Microinsurance products are essentially specialized insurance contracts designed for the poor, particularly the poor in developing countries. These contracts need to recognize the difficulties of defining and measuring risks in this context, the variety of risks faced on a daily basis, problems collecting premia, and the lack of trust in institutions. Since an insurance contract amounts to a payment of a premium up front, in the subjective expectation of some payments back in the event of some future event, it immediately puts demands on analysts to know a lot about the insured. What are their risk attitudes? What are their subjective beliefs? What are their discount rates? And what other risks might be correlated with the risk covered in the contract? In one sense these are the very same questions that have to be answered in general when designing insurance products, but they become particularly important for designing products for the fragile and vulnerable environment of the developing country poor.

In fact, a core objective of this research is to develop the evaluation of whether insurance products are good or bad for the insured. One cannot just look at the “return on investment” to purchasing a product to determine if it was a smart investment. Nor can one just look at “take up” as a simple measure of the success of a product from the perspective of the insured. Instead, one has to know what the expected present value of the utility of the product was, when the decision was made to purchase. This is a major challenge in the evaluation of all insurance products, not just insurance products for the poor. Insights from the evaluation of insurance products can, of course, immediately feed into the design of more effective and profitable products.

CEAR has organized specialist workshops in many of these areas, to lay the foundation for a direct academic assault on this problem. Several workshops have examined in depth the econometric issues involved in measuring risk attitudes. One workshop was focused just on the manner in which subjective beliefs could be measured. One conference was devoted just to measuring risk and time preferences together.

In addition, CEAR has arranged workshops and co-sponsored conferences directly on the topic of insurance for the poor. One workshop brought leading researchers together from around the world to present their ideas. And CEAR has entered into a formal arrangement with the Munich Re Foundation to organize the academic track at their annual Microinsurance Conference.

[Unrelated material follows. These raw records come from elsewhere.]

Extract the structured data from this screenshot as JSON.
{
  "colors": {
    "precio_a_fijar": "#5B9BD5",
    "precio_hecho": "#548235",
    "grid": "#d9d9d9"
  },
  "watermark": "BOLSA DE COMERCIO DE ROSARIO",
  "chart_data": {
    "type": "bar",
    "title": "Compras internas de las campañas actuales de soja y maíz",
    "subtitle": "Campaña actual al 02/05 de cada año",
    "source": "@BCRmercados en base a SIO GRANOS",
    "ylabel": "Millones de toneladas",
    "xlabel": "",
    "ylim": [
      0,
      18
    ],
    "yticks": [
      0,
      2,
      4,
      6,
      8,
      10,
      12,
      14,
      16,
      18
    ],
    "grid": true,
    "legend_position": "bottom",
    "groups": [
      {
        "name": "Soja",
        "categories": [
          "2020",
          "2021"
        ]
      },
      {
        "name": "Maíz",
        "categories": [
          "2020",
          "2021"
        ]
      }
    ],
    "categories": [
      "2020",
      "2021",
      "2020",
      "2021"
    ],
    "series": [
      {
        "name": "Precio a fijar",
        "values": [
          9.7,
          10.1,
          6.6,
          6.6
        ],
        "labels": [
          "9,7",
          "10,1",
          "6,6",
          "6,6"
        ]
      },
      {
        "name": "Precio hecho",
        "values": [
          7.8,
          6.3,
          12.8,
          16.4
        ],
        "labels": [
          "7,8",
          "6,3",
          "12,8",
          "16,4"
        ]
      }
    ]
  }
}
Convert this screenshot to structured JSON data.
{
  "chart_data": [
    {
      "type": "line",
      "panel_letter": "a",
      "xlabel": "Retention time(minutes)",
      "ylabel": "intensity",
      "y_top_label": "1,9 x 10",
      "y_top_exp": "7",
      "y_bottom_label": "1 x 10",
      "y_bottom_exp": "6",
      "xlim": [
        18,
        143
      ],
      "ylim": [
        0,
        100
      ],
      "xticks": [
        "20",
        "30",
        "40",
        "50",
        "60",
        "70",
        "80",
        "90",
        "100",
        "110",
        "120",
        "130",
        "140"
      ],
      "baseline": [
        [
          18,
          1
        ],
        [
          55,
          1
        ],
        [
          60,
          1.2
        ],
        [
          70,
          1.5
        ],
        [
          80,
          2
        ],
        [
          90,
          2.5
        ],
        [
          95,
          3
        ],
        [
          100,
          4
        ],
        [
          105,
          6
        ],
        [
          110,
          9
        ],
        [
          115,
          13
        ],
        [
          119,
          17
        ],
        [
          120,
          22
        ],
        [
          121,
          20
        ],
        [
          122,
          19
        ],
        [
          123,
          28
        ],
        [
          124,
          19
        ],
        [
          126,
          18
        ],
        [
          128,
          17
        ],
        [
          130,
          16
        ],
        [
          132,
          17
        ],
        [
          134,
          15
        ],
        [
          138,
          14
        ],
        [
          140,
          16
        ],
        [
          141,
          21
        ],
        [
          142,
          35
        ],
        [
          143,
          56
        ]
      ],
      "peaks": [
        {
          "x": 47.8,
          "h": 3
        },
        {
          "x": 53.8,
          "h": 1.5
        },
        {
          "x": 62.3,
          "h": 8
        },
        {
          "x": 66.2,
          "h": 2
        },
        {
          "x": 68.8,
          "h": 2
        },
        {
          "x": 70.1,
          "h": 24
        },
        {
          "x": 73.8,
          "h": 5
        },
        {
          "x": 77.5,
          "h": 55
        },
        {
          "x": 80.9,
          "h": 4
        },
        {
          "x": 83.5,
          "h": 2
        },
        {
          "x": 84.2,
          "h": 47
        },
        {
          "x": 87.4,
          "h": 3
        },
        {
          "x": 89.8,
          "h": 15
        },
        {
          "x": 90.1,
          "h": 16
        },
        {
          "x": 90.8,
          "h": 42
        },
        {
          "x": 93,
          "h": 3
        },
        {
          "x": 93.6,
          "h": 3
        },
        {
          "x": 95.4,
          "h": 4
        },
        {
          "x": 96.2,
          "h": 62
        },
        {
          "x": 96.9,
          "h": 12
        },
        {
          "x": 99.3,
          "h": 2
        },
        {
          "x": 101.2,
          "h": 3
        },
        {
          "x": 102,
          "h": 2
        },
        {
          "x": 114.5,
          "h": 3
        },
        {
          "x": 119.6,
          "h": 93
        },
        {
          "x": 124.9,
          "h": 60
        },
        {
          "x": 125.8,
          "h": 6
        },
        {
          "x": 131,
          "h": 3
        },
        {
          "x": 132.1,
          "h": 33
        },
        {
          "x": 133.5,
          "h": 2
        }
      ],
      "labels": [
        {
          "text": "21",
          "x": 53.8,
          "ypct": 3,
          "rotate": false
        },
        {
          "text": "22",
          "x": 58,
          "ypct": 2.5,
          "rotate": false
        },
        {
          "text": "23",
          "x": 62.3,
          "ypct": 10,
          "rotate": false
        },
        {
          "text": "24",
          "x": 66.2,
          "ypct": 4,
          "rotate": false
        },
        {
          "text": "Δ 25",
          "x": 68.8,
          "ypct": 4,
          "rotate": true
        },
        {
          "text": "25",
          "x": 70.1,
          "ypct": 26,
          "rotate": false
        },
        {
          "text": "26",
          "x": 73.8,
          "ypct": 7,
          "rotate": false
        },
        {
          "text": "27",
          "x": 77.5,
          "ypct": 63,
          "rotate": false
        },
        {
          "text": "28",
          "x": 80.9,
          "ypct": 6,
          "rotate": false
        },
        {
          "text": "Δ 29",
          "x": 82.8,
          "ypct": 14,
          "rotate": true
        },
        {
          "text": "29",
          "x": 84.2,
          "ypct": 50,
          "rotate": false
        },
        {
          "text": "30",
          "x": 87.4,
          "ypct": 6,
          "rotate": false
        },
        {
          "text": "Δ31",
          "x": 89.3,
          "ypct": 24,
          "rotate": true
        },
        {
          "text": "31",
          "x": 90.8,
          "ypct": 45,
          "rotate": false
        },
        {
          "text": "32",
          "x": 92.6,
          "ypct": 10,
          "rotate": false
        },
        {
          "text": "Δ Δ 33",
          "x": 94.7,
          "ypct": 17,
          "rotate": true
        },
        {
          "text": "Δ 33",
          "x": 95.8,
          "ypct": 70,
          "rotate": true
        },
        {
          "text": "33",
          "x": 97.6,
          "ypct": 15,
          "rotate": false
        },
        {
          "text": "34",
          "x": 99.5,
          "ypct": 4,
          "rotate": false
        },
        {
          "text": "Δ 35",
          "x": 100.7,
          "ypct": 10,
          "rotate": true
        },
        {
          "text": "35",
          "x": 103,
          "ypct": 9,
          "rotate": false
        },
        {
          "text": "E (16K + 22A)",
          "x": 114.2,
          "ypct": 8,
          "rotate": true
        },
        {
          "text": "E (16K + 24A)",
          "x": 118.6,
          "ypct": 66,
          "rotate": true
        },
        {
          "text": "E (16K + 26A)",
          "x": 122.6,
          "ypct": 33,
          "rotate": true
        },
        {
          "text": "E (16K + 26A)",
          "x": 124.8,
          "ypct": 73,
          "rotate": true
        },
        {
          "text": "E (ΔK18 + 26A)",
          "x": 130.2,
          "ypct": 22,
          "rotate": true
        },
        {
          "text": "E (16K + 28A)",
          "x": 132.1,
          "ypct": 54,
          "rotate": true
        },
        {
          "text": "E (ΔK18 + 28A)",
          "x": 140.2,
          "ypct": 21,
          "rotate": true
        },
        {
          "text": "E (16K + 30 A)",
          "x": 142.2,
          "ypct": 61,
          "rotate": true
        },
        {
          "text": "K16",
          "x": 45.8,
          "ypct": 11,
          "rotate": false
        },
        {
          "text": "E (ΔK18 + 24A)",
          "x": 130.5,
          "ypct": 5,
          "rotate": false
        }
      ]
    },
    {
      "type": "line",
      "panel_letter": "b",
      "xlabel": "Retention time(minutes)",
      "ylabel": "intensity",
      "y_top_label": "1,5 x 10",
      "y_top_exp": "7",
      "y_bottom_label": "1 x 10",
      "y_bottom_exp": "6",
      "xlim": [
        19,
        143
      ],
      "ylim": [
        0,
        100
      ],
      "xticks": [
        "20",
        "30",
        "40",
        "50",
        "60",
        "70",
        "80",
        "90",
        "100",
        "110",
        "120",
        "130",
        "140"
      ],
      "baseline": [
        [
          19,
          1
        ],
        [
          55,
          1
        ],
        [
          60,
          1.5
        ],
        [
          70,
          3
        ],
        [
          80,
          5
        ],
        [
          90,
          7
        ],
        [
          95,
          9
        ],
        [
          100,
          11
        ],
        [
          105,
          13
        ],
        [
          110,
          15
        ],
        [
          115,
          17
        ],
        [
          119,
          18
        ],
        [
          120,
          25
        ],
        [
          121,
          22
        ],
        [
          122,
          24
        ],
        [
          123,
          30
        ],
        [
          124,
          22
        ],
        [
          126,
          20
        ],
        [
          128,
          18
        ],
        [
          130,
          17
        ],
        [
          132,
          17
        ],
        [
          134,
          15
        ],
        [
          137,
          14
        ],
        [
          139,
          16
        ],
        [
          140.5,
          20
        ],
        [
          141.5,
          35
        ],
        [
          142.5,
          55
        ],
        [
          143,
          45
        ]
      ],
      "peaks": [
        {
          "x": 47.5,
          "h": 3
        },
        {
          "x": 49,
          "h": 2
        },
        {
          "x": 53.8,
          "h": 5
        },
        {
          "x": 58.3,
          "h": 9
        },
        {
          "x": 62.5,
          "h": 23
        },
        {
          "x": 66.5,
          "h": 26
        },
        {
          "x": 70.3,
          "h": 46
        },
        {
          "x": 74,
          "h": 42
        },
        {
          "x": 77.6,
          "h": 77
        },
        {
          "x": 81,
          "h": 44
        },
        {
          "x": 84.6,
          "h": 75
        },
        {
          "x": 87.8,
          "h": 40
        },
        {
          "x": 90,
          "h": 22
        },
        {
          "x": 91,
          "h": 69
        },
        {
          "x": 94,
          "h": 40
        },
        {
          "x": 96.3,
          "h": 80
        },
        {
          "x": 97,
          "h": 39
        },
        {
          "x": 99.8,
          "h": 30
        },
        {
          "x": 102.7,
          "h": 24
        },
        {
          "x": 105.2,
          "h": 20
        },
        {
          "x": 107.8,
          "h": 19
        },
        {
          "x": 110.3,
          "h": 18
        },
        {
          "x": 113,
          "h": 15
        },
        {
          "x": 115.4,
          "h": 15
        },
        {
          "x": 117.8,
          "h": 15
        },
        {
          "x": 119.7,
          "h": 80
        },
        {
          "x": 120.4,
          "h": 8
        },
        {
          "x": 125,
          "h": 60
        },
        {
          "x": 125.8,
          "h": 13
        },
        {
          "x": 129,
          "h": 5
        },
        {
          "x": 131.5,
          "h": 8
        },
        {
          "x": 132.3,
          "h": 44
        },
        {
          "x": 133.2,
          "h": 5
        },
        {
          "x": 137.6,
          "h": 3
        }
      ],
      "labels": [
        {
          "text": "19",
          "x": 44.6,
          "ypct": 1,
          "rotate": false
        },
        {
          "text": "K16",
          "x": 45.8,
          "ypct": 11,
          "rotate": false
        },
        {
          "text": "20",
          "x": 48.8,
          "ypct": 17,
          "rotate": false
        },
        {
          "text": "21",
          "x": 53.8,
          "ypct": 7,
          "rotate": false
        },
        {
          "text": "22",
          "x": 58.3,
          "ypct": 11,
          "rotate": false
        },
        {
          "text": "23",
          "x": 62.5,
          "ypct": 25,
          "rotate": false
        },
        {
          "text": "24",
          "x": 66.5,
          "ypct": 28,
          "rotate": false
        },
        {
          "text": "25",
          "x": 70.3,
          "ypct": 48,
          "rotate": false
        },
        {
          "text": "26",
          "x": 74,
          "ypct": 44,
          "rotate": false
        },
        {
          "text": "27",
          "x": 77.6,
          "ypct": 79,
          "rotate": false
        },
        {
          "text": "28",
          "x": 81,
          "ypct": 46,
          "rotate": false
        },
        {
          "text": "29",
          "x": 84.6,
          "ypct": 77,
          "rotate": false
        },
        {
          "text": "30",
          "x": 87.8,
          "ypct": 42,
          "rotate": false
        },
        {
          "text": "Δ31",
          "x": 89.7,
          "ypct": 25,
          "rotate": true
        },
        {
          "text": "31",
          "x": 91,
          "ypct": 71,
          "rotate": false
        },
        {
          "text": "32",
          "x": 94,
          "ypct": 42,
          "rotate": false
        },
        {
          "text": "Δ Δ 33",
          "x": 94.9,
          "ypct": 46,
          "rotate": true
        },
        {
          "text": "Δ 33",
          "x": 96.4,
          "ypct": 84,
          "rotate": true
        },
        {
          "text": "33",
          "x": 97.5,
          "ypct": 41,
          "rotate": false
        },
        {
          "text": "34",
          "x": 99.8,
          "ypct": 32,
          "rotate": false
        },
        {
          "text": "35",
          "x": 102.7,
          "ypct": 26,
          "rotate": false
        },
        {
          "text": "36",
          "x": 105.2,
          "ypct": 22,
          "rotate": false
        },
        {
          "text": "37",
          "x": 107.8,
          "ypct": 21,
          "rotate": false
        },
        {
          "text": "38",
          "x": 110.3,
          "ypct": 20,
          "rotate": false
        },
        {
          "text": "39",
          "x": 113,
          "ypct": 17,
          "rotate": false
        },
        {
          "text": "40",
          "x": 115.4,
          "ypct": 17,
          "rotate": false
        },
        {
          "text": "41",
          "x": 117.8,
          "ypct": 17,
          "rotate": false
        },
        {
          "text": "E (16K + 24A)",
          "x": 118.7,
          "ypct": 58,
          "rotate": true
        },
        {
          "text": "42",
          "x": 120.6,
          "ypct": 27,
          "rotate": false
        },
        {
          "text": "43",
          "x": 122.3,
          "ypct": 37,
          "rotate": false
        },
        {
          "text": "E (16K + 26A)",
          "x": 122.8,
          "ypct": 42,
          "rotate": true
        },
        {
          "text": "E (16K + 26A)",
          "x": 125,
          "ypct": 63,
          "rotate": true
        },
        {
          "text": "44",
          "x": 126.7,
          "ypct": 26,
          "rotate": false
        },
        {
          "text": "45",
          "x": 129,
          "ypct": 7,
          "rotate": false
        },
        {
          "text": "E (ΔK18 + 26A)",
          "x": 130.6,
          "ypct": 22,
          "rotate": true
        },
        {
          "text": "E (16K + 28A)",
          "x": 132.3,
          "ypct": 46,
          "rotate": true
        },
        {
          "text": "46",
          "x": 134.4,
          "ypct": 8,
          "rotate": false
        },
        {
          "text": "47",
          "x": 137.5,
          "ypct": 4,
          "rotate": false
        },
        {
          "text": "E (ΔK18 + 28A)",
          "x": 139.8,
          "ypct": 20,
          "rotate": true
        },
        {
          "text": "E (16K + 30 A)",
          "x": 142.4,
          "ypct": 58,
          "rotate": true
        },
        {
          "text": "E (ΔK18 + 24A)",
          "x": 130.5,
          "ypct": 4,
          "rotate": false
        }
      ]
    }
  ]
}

Held in Dakar in 2009, Manila in 2010, Rio de Janeiro in 2011, Dar Es Salaam in 2012, and planned for Jakarta in 2013, this event brings together hundreds of practitioners and researchers. It is the focal point for all of the NGOs active in this area, policy makers charged with developing schemes of this kind, and academic researchers. CEAR proposed using targeted academic workshops to maintain the network of research in the area, and then using the annual conference to provide a bridge to what is actually evolving in the field.